茉莉歌の全身に彼の触手が迫る。あぶない茉莉歌! だがその時だ。
唐突に、教授の触手が痙攣して、その動きを止めた。
「な、何だ?体がっ!言うことを!」
教授は戸惑っていた。
教授の肉体を構成する数百の『補助脳』の一部が、彼の管制を拒んでいるのだ。
「そんな馬鹿な!『補助脳』の自我が、私の動きを阻むだと!?」
愕然の教授、補助脳の制御は完璧だ。『叛乱』など、ありえないはずだ。
「お父さん! お母さん!」
茉莉歌は直感した。彼女の両親が、教授の内側から彼を制して、茉莉歌を助けようとしている!
「あ痛つ……、こ、コータ! 用意はいいな!」
目を覚ましたリュウジが叫ぶ。
「ああ!」
ようやく触手を振り払ったコータは、メタルマンスーツの掌底を教授に向けて構えた。
「茉莉歌! これを使え!」
リュウジは、足をひきずりながら教授に近づいた。
そして、腰に下げた手榴弾を手に取ると、茉莉歌に向けて放った。
学園での最後の戦いで、理事長から渡された爆弾だ。
「わかった!」
教授に宙吊りにされながら、必死で爆弾をキャッチする茉莉歌。
「うう、でも……!」
彼女は躊躇っていた。教授の体を破壊するということは、教授の中にいる彼女の両親も……。
泣きそうな顔の茉莉歌。
「ぐううう! 待っていろ、小娘ぇ!」
教授が茉莉歌を睨んで呻った。必死で補助脳を管制し、肉体の自由を取り戻しつつあるのだ。
「茉莉歌、いいんだ……」
懐かしい声が、茉莉歌に語りかけてきた。
お父さん……! 彼女は目を見開いた。教授の内側から、茉莉歌にだけ聞こえる父親の声。
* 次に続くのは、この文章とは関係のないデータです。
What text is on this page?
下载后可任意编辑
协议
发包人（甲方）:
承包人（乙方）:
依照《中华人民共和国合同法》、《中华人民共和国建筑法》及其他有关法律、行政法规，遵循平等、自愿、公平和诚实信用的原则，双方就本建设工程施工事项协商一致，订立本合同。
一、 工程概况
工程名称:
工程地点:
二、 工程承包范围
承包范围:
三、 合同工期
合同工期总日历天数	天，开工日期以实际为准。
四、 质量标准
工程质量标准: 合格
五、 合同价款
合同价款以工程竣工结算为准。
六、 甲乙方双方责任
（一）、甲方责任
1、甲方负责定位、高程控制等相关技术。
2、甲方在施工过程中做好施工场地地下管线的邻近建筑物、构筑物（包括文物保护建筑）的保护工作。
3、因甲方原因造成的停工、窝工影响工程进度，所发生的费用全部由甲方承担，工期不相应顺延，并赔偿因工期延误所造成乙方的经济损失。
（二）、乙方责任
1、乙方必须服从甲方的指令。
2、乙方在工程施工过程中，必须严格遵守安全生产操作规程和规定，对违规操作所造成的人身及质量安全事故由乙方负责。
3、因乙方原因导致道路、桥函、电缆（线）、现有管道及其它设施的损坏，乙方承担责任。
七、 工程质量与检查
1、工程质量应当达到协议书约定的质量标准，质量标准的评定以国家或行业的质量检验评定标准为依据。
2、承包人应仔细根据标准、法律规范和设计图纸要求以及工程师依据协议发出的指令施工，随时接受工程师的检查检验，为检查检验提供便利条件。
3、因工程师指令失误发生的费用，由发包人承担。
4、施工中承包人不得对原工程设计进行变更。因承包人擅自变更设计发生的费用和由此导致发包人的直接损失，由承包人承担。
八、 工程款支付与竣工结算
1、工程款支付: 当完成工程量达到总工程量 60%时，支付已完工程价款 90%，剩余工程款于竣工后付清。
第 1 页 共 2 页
「よくここまで来てくれた、すまない茉莉歌、さあ早く……」
父は、懇願するように茉莉歌に言った。
……わかった。
茉莉歌は、眦を決した。
「お父さん……お母さん……! さ よ な ら !」
茉莉歌は手榴弾のピンを抜くと、アングリ開いた教授の口中に突っ込んだ。